Shakespeare's Sonnet 146. I read this one for the first time today. I always liked 104 too, although don't think that 3 winters passing is very long. Let's see if we feel the same after 50 winters. A very nice, very interesting man who grows fruit trees and practices at the yoga studio I work at (the restful job compared to the hospital work (which I do try to bring restfulness to, oh that is the work indeed)) gives me a transcendental quote or verse of something every week and sometimes an apple.
I was telling him how much I liked the plays and he recited several long passages to me. I'm always very impressed by people who can recite, it either takes great efforts of the particular type of memory that I don't have. Although I still remember by heart the Robert Burns poem we had to learn at school when I was about 9. When I once worked a very boring job in a museum (I know, how could it be boring working in a museum? But I assure you that this particular position was..)I tried to memorise poems, plays and facts to fill the time but never got very far. My boyfriend at the time gave me a tiny copy of Othello that I could keep in my pocket and read when no one was looking. There was another guy doing the same job as me who used to buy books from the charity shop and tear out the pages, bringing in a few each day and destroying them as he read them so that no on would know. Sometimes when I felt my mind was about to atrophy I would run up to the locker room and read a few pages of Virginia Woolf then sneak back to my post. Sounds like some kind of dystopian world we were living in. Hey, wait a minute....
When I look at my diary from that time there are however some very funny and interesting little vignettes which I should perhaps post some time.
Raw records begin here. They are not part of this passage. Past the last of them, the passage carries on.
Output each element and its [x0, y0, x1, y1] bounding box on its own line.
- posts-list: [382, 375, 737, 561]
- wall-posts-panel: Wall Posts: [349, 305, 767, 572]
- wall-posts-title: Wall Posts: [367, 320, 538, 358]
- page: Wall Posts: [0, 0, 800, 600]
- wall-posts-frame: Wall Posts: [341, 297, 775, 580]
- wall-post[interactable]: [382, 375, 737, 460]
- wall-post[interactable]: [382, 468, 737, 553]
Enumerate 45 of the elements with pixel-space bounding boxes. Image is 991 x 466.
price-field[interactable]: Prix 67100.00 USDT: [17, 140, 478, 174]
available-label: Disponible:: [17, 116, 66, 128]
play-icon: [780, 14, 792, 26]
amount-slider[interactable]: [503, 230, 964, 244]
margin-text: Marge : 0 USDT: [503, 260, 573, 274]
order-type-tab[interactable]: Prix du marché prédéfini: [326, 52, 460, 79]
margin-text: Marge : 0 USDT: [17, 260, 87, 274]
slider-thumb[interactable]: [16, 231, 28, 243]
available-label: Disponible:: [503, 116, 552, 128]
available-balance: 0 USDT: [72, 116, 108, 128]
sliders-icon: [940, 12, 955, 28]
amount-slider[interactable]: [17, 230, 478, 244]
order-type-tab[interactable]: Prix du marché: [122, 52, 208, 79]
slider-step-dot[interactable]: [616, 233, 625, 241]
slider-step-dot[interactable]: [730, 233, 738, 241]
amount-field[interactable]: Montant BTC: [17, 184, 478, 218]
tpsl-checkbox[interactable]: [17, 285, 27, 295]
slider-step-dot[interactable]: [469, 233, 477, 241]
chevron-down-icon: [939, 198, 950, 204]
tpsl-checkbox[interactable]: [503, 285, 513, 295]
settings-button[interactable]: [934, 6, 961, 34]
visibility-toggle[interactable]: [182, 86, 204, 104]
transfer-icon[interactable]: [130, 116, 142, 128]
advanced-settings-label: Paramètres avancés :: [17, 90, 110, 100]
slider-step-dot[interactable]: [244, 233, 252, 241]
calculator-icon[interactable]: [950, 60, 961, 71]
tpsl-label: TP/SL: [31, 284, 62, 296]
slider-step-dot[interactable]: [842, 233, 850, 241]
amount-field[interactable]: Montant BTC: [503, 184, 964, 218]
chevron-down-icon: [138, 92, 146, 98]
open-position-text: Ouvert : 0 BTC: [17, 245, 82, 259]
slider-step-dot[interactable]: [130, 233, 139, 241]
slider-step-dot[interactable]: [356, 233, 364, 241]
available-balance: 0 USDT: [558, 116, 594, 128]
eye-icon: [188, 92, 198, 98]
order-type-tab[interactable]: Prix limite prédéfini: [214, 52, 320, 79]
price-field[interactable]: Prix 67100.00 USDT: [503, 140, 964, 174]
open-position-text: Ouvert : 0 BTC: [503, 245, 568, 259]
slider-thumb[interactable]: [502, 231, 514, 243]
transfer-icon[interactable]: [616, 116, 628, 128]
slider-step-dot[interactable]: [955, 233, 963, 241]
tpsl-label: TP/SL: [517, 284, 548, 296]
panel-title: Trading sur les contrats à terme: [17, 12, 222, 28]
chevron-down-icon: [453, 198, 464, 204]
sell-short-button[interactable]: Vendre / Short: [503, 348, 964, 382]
It's true that restrictions can be of use and that the things we haven't enjoyed of course teach us. Also that the mundane or terrible can be amusing or beautiful in retrospect.
The Sonnet -
Poor soul, the center of my sinful earth,
Lord of these rebel powers that thee array,
Why dost thou pine within and suffer dearth,
Painting thy outward walls so costly gay?
Why so large cost, having so short a lease.
Dost thou upon thy fading mansion spend?
Shall worms, inheritors of this excess,
Eat up thy charge? Is this thy body’s end?
Then, soul, live thou upon thy servant’s loss,
And let that pine to aggravate thy store,
Buy terms divine in selling hours of dross;
Within be fed, without be rich no more.
So shalt thou feed on death, that feeds on men,
And death once dead, there’s no more dying then.